I have lived in my house for eight years. I watched it being built, picked cabinet colors, arranged (and rearranged) the furniture, and made decorating decisions. After my separation, I made changes again and reclaimed space for myself. My home was a safe place, a place of retreat, a place where I could completely fall apart, a place where God worked in my heart to build me back up.
I love my house. I really wanted to stay there.
I know many people think – why would you want to stay there? Aren’t there too many bad memories? Don’t you want somewhere new? Somewhere fresh?
No. I did not.
I am tired of change. I am tired of being pushed out of my comfort zone. And my house has so many wonderful memories. I brought Daisy home as a puppy to that house. Before things became terrible, they were really good. And now, it is really good again. Jon told me he loved me in that house, and we had our first kiss there. And we planned to stay there and make it our home. The kids picked their rooms. We talked about where furniture would go. We brought Poe home together to that house. It has been the setting of many wonderful memories.
I am comfortable in my house.
But, it was time to sell. God has moved in such a way that I am confident that I must move on. Part of me is dreading the discomfort of moving, of being in a new place, of adjusting to new routines. As strange as it sounds, I am grieving the loss of my house.
I feel like this scenario has repeated itself a lot over the past 2 years. I have fought against change, I have fought to hold on to things that I thought were best, and change has come anyway. As I look at boxes in my living room though, see Daisy laying in the stream of sun coming through the kitchen window, and adjust or Poe to climb into my lap, I’m reminded of all the good that has come through changes that I did not want to make. I am thankful for my Sovereign God who is in control of all things and works on my behalf. I am thankful, yet I’ve also grieved as I let go of things that I never thought I would have to release.
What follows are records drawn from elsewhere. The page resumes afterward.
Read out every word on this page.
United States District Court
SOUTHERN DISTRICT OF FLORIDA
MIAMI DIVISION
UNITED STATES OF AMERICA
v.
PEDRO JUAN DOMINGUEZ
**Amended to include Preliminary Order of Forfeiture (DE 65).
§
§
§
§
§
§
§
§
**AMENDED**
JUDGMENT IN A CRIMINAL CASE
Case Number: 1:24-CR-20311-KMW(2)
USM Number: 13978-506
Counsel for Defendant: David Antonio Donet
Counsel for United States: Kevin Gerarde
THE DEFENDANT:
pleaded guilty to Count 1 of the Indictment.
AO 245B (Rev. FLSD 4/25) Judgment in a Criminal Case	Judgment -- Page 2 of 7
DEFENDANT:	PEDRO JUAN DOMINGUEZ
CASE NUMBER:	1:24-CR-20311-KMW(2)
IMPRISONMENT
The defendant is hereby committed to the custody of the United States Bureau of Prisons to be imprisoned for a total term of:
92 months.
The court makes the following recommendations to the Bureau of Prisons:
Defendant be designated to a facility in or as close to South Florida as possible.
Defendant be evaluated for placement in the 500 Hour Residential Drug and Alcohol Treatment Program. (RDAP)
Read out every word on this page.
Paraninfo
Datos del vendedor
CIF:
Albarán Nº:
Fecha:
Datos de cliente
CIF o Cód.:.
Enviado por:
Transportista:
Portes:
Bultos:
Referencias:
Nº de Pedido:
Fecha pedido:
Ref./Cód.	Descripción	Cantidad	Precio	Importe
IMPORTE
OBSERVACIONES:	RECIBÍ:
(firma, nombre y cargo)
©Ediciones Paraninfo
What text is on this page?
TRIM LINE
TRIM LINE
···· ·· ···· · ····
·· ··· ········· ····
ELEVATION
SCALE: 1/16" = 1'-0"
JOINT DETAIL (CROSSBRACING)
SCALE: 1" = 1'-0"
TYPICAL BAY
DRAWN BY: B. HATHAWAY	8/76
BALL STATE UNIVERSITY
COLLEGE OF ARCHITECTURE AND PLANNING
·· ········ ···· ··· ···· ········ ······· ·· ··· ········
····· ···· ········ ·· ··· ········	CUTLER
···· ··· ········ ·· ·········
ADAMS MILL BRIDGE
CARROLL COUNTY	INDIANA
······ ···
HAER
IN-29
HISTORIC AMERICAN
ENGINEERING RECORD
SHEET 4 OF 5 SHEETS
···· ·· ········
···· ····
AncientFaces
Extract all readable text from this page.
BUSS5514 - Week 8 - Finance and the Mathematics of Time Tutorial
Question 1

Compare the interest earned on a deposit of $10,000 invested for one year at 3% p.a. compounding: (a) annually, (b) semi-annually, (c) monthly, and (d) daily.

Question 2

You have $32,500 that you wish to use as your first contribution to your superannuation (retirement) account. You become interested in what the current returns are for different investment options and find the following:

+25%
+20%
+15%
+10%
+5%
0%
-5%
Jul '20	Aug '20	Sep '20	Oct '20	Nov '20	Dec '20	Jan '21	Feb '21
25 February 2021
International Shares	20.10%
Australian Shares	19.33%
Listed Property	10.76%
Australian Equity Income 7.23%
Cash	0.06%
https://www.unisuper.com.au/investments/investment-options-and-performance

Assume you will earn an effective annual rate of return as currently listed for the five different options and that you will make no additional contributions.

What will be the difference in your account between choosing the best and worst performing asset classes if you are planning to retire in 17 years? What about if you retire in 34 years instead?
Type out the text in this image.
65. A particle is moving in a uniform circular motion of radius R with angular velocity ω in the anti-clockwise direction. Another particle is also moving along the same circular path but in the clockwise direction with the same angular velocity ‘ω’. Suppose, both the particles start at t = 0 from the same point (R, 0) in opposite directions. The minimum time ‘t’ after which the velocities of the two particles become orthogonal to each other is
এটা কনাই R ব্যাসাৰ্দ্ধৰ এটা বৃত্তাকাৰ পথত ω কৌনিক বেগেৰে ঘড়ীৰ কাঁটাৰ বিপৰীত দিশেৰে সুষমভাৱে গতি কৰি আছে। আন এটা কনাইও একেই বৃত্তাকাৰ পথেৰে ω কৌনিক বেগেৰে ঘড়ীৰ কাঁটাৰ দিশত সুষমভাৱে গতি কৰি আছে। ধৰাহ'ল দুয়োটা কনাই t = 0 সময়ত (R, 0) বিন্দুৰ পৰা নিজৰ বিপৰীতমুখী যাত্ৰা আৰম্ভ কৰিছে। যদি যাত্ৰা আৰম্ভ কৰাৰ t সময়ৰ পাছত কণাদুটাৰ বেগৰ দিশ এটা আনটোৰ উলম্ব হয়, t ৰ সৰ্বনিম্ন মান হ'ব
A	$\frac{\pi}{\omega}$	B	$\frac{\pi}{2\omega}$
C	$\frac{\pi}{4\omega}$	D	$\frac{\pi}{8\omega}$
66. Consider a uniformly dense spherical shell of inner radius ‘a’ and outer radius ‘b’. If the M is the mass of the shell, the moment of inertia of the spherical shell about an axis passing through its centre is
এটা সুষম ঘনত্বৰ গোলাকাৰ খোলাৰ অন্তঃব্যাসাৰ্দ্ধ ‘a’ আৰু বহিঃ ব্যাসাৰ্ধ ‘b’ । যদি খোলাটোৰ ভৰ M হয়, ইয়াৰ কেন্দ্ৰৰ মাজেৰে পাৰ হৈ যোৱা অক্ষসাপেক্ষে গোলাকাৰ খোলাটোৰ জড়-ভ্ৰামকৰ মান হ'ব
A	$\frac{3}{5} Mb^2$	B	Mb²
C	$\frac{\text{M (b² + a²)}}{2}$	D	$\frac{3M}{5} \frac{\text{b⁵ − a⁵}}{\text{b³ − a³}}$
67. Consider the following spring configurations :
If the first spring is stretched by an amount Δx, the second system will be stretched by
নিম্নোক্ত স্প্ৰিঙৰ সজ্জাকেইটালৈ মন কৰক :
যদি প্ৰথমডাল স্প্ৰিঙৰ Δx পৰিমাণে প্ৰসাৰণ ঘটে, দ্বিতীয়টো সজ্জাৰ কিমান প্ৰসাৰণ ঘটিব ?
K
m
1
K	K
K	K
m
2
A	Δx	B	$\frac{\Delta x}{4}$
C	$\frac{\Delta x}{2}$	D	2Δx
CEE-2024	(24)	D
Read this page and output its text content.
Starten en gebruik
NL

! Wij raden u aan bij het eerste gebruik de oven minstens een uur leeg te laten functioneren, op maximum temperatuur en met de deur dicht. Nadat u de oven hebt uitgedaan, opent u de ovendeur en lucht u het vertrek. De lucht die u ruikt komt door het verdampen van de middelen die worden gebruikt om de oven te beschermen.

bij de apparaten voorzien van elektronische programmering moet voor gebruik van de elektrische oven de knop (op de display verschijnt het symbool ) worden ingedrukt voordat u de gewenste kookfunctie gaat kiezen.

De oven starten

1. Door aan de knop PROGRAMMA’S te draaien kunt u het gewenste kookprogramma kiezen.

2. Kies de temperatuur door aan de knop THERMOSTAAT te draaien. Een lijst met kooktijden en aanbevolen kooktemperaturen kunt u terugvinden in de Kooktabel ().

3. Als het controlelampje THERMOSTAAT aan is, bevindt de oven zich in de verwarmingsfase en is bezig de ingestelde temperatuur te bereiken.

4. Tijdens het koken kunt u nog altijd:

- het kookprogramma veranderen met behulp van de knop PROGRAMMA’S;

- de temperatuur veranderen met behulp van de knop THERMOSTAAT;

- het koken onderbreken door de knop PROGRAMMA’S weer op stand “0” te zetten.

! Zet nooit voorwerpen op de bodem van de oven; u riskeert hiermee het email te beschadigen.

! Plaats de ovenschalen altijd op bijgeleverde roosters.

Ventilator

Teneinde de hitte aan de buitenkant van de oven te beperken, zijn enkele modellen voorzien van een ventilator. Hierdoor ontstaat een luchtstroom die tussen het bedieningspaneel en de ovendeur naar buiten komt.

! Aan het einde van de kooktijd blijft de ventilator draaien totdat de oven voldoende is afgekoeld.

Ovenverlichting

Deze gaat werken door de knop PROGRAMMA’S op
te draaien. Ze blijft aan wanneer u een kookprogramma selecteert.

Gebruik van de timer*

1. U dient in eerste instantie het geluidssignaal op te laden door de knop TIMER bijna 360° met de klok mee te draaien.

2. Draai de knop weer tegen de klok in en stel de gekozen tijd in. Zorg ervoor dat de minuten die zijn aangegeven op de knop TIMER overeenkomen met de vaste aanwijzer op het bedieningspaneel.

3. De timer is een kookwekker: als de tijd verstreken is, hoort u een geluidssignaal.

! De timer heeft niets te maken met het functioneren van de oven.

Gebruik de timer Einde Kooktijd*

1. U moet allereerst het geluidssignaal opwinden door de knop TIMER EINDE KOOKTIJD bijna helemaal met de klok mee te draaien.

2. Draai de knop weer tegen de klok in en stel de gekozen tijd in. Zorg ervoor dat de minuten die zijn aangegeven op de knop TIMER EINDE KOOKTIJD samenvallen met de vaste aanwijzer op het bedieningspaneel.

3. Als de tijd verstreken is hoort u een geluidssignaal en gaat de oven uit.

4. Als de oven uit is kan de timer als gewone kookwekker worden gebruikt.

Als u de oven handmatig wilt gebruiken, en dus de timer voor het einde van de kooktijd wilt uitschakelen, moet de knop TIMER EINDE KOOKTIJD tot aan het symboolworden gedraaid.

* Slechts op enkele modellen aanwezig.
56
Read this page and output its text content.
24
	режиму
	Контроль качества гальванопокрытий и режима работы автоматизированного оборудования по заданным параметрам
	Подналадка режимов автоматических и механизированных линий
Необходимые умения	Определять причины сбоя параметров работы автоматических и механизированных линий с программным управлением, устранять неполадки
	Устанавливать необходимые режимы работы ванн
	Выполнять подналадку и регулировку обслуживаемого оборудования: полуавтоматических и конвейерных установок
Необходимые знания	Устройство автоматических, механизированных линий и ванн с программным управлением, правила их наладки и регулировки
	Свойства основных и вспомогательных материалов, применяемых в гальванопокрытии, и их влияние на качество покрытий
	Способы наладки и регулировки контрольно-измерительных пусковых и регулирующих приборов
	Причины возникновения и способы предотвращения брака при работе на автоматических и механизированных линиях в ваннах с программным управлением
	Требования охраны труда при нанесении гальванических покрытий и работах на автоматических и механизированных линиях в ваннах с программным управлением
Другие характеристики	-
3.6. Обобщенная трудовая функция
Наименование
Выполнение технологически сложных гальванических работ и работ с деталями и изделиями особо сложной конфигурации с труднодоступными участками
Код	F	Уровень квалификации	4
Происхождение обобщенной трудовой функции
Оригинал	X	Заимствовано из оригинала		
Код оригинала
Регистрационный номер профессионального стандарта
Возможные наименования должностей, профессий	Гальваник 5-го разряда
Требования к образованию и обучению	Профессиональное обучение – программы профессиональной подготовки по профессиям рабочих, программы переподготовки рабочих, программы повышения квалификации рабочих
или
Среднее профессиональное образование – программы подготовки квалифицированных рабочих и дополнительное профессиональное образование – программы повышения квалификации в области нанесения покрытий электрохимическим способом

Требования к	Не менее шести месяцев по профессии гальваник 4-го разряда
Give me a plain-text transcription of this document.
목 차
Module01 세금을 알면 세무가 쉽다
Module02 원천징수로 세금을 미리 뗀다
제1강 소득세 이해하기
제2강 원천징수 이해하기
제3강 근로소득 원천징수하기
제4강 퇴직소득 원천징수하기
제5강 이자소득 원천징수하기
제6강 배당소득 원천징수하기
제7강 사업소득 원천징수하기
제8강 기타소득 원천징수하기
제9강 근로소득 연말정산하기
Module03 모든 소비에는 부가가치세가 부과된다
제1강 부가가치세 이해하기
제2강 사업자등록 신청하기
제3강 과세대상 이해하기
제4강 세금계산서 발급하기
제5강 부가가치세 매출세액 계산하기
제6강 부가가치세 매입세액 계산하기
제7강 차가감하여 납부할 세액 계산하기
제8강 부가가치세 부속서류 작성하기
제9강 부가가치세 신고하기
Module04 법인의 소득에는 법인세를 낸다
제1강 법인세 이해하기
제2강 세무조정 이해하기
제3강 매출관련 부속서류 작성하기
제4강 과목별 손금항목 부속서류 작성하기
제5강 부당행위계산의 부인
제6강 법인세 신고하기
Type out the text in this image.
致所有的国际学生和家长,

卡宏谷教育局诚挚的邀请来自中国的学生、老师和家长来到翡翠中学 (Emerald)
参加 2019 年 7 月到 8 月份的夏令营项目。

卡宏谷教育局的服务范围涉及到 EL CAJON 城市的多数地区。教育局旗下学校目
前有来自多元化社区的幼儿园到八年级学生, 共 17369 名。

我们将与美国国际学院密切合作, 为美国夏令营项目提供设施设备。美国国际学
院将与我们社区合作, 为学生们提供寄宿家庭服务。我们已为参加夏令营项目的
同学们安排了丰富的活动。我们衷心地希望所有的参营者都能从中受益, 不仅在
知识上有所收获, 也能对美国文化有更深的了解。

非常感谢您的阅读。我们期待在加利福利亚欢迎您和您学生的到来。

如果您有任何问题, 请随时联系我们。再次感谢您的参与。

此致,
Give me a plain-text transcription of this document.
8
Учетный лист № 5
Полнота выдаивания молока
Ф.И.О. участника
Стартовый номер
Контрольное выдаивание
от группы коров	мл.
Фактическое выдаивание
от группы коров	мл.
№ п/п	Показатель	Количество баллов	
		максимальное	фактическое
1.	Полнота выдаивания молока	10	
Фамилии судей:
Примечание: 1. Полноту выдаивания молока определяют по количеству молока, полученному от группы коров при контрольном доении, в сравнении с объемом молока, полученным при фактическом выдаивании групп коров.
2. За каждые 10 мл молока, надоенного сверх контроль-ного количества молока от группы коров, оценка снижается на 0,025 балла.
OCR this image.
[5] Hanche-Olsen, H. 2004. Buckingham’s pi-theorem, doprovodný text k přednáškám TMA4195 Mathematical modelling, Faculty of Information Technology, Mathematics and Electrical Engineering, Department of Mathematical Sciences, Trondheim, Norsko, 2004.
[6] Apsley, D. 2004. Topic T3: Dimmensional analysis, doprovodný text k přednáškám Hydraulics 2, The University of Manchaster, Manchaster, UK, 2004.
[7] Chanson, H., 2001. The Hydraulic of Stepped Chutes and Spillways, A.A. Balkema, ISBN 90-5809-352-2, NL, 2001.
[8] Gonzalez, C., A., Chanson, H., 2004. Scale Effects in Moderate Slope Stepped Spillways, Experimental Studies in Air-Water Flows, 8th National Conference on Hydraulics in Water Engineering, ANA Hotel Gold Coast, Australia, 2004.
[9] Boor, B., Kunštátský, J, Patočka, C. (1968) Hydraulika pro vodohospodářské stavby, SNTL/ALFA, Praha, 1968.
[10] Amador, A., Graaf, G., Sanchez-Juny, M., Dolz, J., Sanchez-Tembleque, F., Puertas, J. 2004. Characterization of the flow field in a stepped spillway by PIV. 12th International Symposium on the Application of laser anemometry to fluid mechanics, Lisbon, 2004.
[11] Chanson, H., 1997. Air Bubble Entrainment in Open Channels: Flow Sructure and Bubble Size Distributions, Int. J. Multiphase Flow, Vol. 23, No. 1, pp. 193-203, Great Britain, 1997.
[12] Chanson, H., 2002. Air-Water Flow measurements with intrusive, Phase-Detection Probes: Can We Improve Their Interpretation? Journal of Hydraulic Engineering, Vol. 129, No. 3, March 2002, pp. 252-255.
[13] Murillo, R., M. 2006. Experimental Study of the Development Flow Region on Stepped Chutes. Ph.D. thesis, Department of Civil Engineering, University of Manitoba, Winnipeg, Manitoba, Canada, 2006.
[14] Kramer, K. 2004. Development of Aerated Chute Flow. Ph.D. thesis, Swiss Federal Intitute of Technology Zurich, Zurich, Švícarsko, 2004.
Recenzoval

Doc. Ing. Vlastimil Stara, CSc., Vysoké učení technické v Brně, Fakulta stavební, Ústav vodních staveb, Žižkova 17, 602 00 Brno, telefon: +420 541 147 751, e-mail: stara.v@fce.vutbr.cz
More change is coming, and it’s coming quickly. None of us can predict what will happen one month, six months, or a year from now. While this is always true, right now we all feel life’s unpredictability more than normal. We are uncomfortable with the structure of our world right now. We are collectively grieving the unexpected change in our circumstances.
As the Psalmist celebrates the character and Word of God in Psalm 119, he writes, “Let your steadfast love comfort me according to your promise to your servant.” (v 76). When Scripture talks about God comforting His people, the promise is not that God will make our circumstances comfortable. He may choose to work that way, but it is not guaranteed. The promise is that the presence of God gives comfort. When everything around me is changing, when I am forced out of my comfort zone, when I have to surrender things I didn’t plan to surrender, comfort comes by clinging to God’s Word.
God brings comfort in the midst of uncomfortable situations because He is the source of all that we need.